Когда я уходил, она вдруг смущенно произнесла:
— Знаете, я ведь пишу и стихи, и прозу. Вот тут у меня с собой рассказ. Может, его удастся напечатать в Израиле?
Она протянула мне несколько сложенных пополам белых листов. Я прочитал их в метро, возвращаясь в свое московское пристанище. Это была аллегория о судьбе народа-скитальца, написанная, по-видимому, не без влияния еврейского журналиста, ее друга.
У рассказа был эпиграф из Хименеса, и я несколько раз повторил про себя грустные строки:
Ты мертва, почему же печаль, как живая,
Из очей твоих смотрит, по-прежнему черных?
Прогуливаясь по Арбату, набрел я на книжную лавку, принадлежащую, как выяснилось, журналу «Москва». Продавщица — дама средних лет с беспокойно-назойливыми глазами, сказала таким тоном, словно видела меня каждый день: «Девятый номер „Москвы“ только что принесли.
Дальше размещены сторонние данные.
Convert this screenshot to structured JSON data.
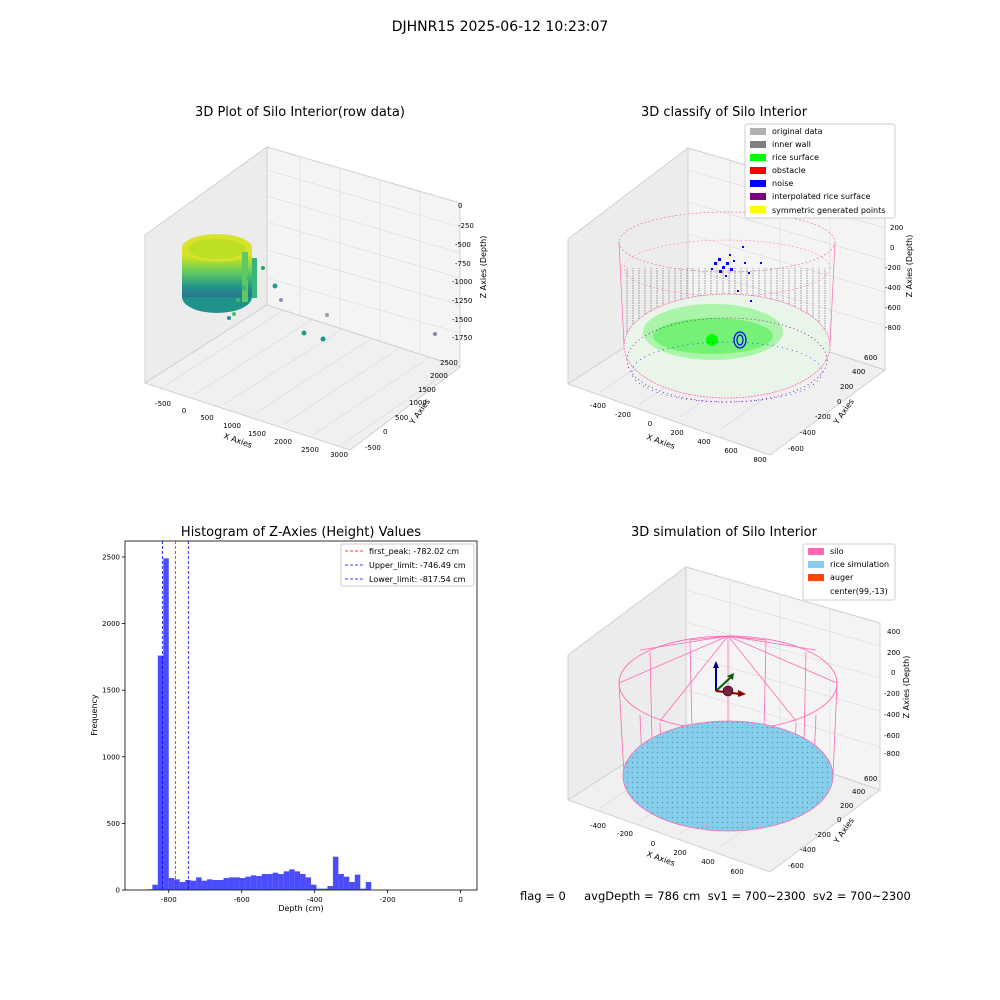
{
  "suptitle": "DJHNR15 2025-06-12 10:23:07",
  "status_line": "flag = 0     avgDepth = 786 cm  sv1 = 700~2300  sv2 = 700~2300",
  "colors": {
    "silo": "#ff69b4",
    "rice_sim": "#87ceeb",
    "auger": "#ff4500",
    "hist_bar": "#0000ff",
    "peak_line": "#ff0000",
    "limit_line": "#0000ff",
    "pane": "#f2f2f2",
    "grid": "#d9d9d9",
    "original": "#b0b0b0",
    "inner_wall": "#808080",
    "rice_surface": "#00ff00",
    "obstacle": "#ff0000",
    "noise": "#0000ff",
    "interp": "#800080",
    "symmetric": "#ffff00"
  },
  "chart_data": [
    {
      "type": "scatter",
      "title": "3D Plot of Silo Interior(row data)",
      "xlabel": "X Axies",
      "ylabel": "Y Axies",
      "zlabel": "Z Axies (Depth)",
      "x_ticks": [
        "-500",
        "0",
        "500",
        "1000",
        "1500",
        "2000",
        "2500",
        "3000"
      ],
      "y_ticks": [
        "-500",
        "0",
        "500",
        "1000",
        "1500",
        "2000",
        "2500"
      ],
      "z_ticks": [
        "0",
        "-250",
        "-500",
        "-750",
        "-1000",
        "-1250",
        "-1500",
        "-1750"
      ]
    },
    {
      "type": "scatter",
      "title": "3D classify of Silo Interior",
      "xlabel": "X Axies",
      "ylabel": "Y Axies",
      "zlabel": "Z Axies (Depth)",
      "x_ticks": [
        "-400",
        "-200",
        "0",
        "200",
        "400",
        "600",
        "800"
      ],
      "y_ticks": [
        "-600",
        "-400",
        "-200",
        "0",
        "200",
        "400",
        "600"
      ],
      "z_ticks": [
        "200",
        "0",
        "-200",
        "-400",
        "-600",
        "-800"
      ],
      "legend_position": "top-right",
      "legend": [
        "original data",
        "inner wall",
        "rice surface",
        "obstacle",
        "noise",
        "interpolated rice surface",
        "symmetric generated points"
      ]
    },
    {
      "type": "bar",
      "title": "Histogram of Z-Axies (Height) Values",
      "xlabel": "Depth (cm)",
      "ylabel": "Frequency",
      "xlim": [
        -920,
        45
      ],
      "ylim": [
        0,
        2620
      ],
      "x_ticks": [
        -800,
        -600,
        -400,
        -200,
        0
      ],
      "y_ticks": [
        0,
        500,
        1000,
        1500,
        2000,
        2500
      ],
      "bin_start": -860,
      "bin_width": 15,
      "values": [
        5,
        40,
        1760,
        2490,
        90,
        80,
        60,
        75,
        70,
        95,
        70,
        80,
        75,
        75,
        90,
        95,
        95,
        90,
        100,
        110,
        105,
        120,
        120,
        130,
        120,
        140,
        155,
        140,
        120,
        95,
        40,
        10,
        10,
        30,
        250,
        120,
        100,
        60,
        115,
        10,
        60
      ],
      "lines": [
        {
          "label": "first_peak: -782.02 cm",
          "x": -782.02,
          "style": "red"
        },
        {
          "label": "Upper_limit: -746.49 cm",
          "x": -746.49,
          "style": "blue"
        },
        {
          "label": "Lower_limit: -817.54 cm",
          "x": -817.54,
          "style": "blue"
        }
      ],
      "legend_position": "top-right"
    },
    {
      "type": "scatter",
      "title": "3D simulation of Silo Interior",
      "xlabel": "X Axies",
      "ylabel": "Y Axies",
      "zlabel": "Z Axies (Depth)",
      "x_ticks": [
        "-400",
        "-200",
        "0",
        "200",
        "400",
        "600"
      ],
      "y_ticks": [
        "-600",
        "-400",
        "-200",
        "0",
        "200",
        "400",
        "600"
      ],
      "z_ticks": [
        "400",
        "200",
        "0",
        "-200",
        "-400",
        "-600",
        "-800"
      ],
      "legend_position": "top-right",
      "legend": [
        "silo",
        "rice simulation",
        "auger",
        "center(99,-13)"
      ]
    }
  ]
}
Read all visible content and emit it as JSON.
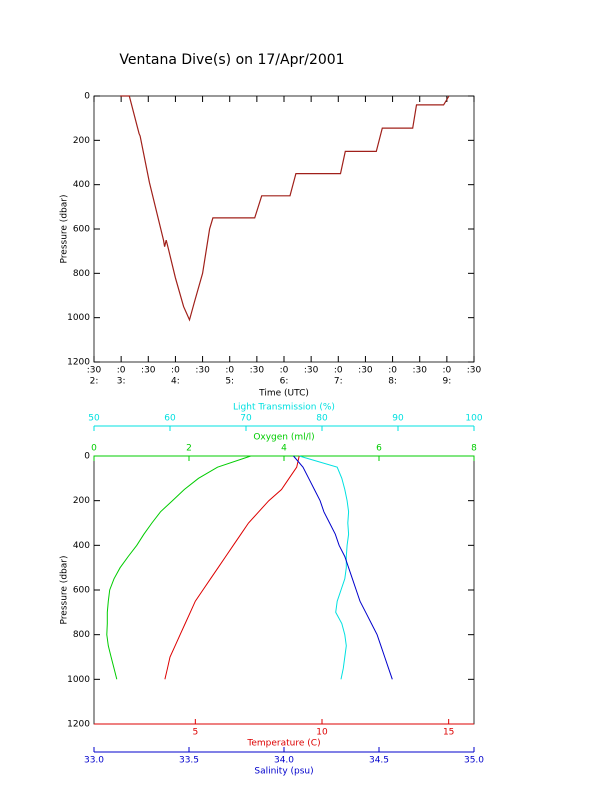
{
  "chart_data": [
    {
      "type": "line",
      "title": "Ventana Dive(s) on 17/Apr/2001",
      "xlabel": "Time (UTC)",
      "ylabel": "Pressure (dbar)",
      "xlim": [
        2.5,
        9.5
      ],
      "xticks": [
        {
          "value": 2.5,
          "label": ":30"
        },
        {
          "value": 3,
          "label": ":0"
        },
        {
          "value": 3.5,
          "label": ":30"
        },
        {
          "value": 4,
          "label": ":0"
        },
        {
          "value": 4.5,
          "label": ":30"
        },
        {
          "value": 5,
          "label": ":0"
        },
        {
          "value": 5.5,
          "label": ":30"
        },
        {
          "value": 6,
          "label": ":0"
        },
        {
          "value": 6.5,
          "label": ":30"
        },
        {
          "value": 7,
          "label": ":0"
        },
        {
          "value": 7.5,
          "label": ":30"
        },
        {
          "value": 8,
          "label": ":0"
        },
        {
          "value": 8.5,
          "label": ":30"
        },
        {
          "value": 9,
          "label": ":0"
        },
        {
          "value": 9.5,
          "label": ":30"
        }
      ],
      "xticks_hours": [
        {
          "value": 2.5,
          "label": "2:"
        },
        {
          "value": 3,
          "label": "3:"
        },
        {
          "value": 4,
          "label": "4:"
        },
        {
          "value": 5,
          "label": "5:"
        },
        {
          "value": 6,
          "label": "6:"
        },
        {
          "value": 7,
          "label": "7:"
        },
        {
          "value": 8,
          "label": "8:"
        },
        {
          "value": 9,
          "label": "9:"
        }
      ],
      "ylim": [
        1200,
        0
      ],
      "yticks": [
        0,
        200,
        400,
        600,
        800,
        1000,
        1200
      ],
      "x": [
        2.98,
        3.15,
        3.33,
        3.35,
        3.52,
        3.78,
        3.8,
        3.83,
        3.87,
        4.0,
        4.15,
        4.26,
        4.35,
        4.5,
        4.63,
        4.69,
        5.46,
        5.59,
        6.11,
        6.22,
        7.04,
        7.13,
        7.7,
        7.81,
        8.37,
        8.44,
        8.94,
        9.04
      ],
      "series": [
        {
          "color": "#a0201a",
          "values": [
            0,
            0,
            170,
            180,
            390,
            650,
            680,
            650,
            690,
            820,
            950,
            1010,
            930,
            800,
            600,
            550,
            550,
            450,
            450,
            350,
            350,
            250,
            250,
            145,
            145,
            40,
            40,
            0
          ]
        }
      ]
    },
    {
      "type": "profile",
      "ylabel": "Pressure (dbar)",
      "ylim": [
        1200,
        0
      ],
      "yticks": [
        0,
        200,
        400,
        600,
        800,
        1000,
        1200
      ],
      "y": [
        0,
        50,
        100,
        150,
        200,
        250,
        300,
        350,
        400,
        450,
        500,
        550,
        600,
        650,
        700,
        750,
        800,
        850,
        900,
        950,
        1000
      ],
      "axes": [
        {
          "label": "Oxygen (ml/l)",
          "color": "#00cc00",
          "lim": [
            0,
            8
          ],
          "ticks": [
            0,
            2,
            4,
            6,
            8
          ],
          "side": "top"
        },
        {
          "label": "Light Transmission (%)",
          "color": "#00e0e0",
          "lim": [
            50,
            100
          ],
          "ticks": [
            50,
            60,
            70,
            80,
            90,
            100
          ],
          "side": "top"
        },
        {
          "label": "Temperature (C)",
          "color": "#dd0000",
          "lim": [
            1,
            16
          ],
          "ticks": [
            5,
            10,
            15
          ],
          "side": "bottom"
        },
        {
          "label": "Salinity (psu)",
          "color": "#0000cc",
          "lim": [
            33,
            35
          ],
          "ticks": [
            {
              "value": 33,
              "label": "33.0"
            },
            33.5,
            {
              "value": 34,
              "label": "34.0"
            },
            34.5,
            {
              "value": 35,
              "label": "35.0"
            }
          ],
          "side": "bottom"
        }
      ],
      "series": [
        {
          "axis": 0,
          "color": "#00cc00",
          "values": [
            3.3,
            2.6,
            2.2,
            1.9,
            1.65,
            1.4,
            1.22,
            1.05,
            0.9,
            0.72,
            0.55,
            0.42,
            0.33,
            0.3,
            0.28,
            0.28,
            0.27,
            0.3,
            0.36,
            0.42,
            0.48
          ]
        },
        {
          "axis": 1,
          "color": "#00e0e0",
          "values": [
            77,
            82,
            82.6,
            83,
            83.3,
            83.5,
            83.4,
            83.5,
            83.3,
            83.2,
            83.2,
            83,
            82.5,
            82,
            81.8,
            82.6,
            83,
            83.2,
            83,
            82.8,
            82.5
          ]
        },
        {
          "axis": 2,
          "color": "#dd0000",
          "values": [
            9.1,
            9.0,
            8.7,
            8.4,
            7.9,
            7.5,
            7.1,
            6.8,
            6.5,
            6.2,
            5.9,
            5.6,
            5.3,
            5.0,
            4.8,
            4.6,
            4.4,
            4.2,
            4.0,
            3.9,
            3.8
          ]
        },
        {
          "axis": 3,
          "color": "#0000cc",
          "values": [
            34.05,
            34.1,
            34.13,
            34.16,
            34.19,
            34.21,
            34.24,
            34.27,
            34.29,
            34.32,
            34.34,
            34.36,
            34.38,
            34.4,
            34.43,
            34.46,
            34.49,
            34.51,
            34.53,
            34.55,
            34.57
          ]
        }
      ]
    }
  ]
}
Он еще пахнет свежей краской».
Перед ней на прилавке возвышалась стопка журналов в белой обложке, где святой Георгий поражает копьем гадину, клубящуюся у ног его коня. Я открыл журнал как раз на стенограмме обсуждения книги Солженицына «Двести лет вместе» — и зачитался выступлением доктора филологических наук Г. Д. Гачева. Привожу лишь то, что сразу выхватил из текста мой любознательный взгляд:
«Перед нами драма, даже мистерия истории — о том, как врезались друг в друга, летя в мировых пространствах, два космоисторических тела, сошлись в клинче, в объятиях любовно-смертельных, во Эросе — Ярости на протяжении двух веков, и вот разошлись — не как в море корабли, но и напитав, и изранив друг друга, кровоточа. И тут, похоже, более малое, компактное и заостренное тело еврейства, вклинившись в огромную амфорную и рыхлую массу мати — сырой земли России, вышло более сухим из воды и отлетело… А Россия — в немощи, развале. То-то и обидно нам: ведь из наших сил напитались — и утекли… А та влюбленность художников из евреев в русскую природу — Левитан, Пастернак! Последний так бы и впился в белоснежное тело России, русской женщины!»
У Г. Д. Гачева, — подумал я, — кем бы он ни был, не все в порядке в одной из самых тонких областей человеческих отношений, а это приводит к тому, что его комплексы проявляются в самых неожиданных местах.
Продавщица тем временем внимательно слушала человека, перебиравшего книги у одной из полок. Это был мужчина лет сорока пяти, в демисезонном пальто из добротного сукна, в сером вязаном пуловере. Череп — литой, с ежиком начинающих уже седеть жестких волос. Взгляд уверенный, цепкий. Он, как я понял, недавно вернулся из Америки, и его буквально распирало от впечатлений.
— Эта иудейско-массонская цивилизация обречена, — витийствовал он, — потому что противоречит божественной природе человека. Ритуальные надругательства американских иудеев над христианской культурой охватили все сферы жизни и носят уже открытый характер. Вы, Лида, не поверите, до чего дошло. Есть такой иудейский обряд тушения по субботам свечей на ритуальном еврейском подсвечнике. Это может сделать только нееврей, шабес-гой. И вот в некоторые субботы американский президент останавливает свой кортеж возле дома одного из своих сотрудников-иудеев, и глава сверхдержавы входит в дом, чтобы потушить свечи согласно правилам иудейского обряда.
— Быть не может, — сказала Лида грудным голосом, глядя на него с обожанием.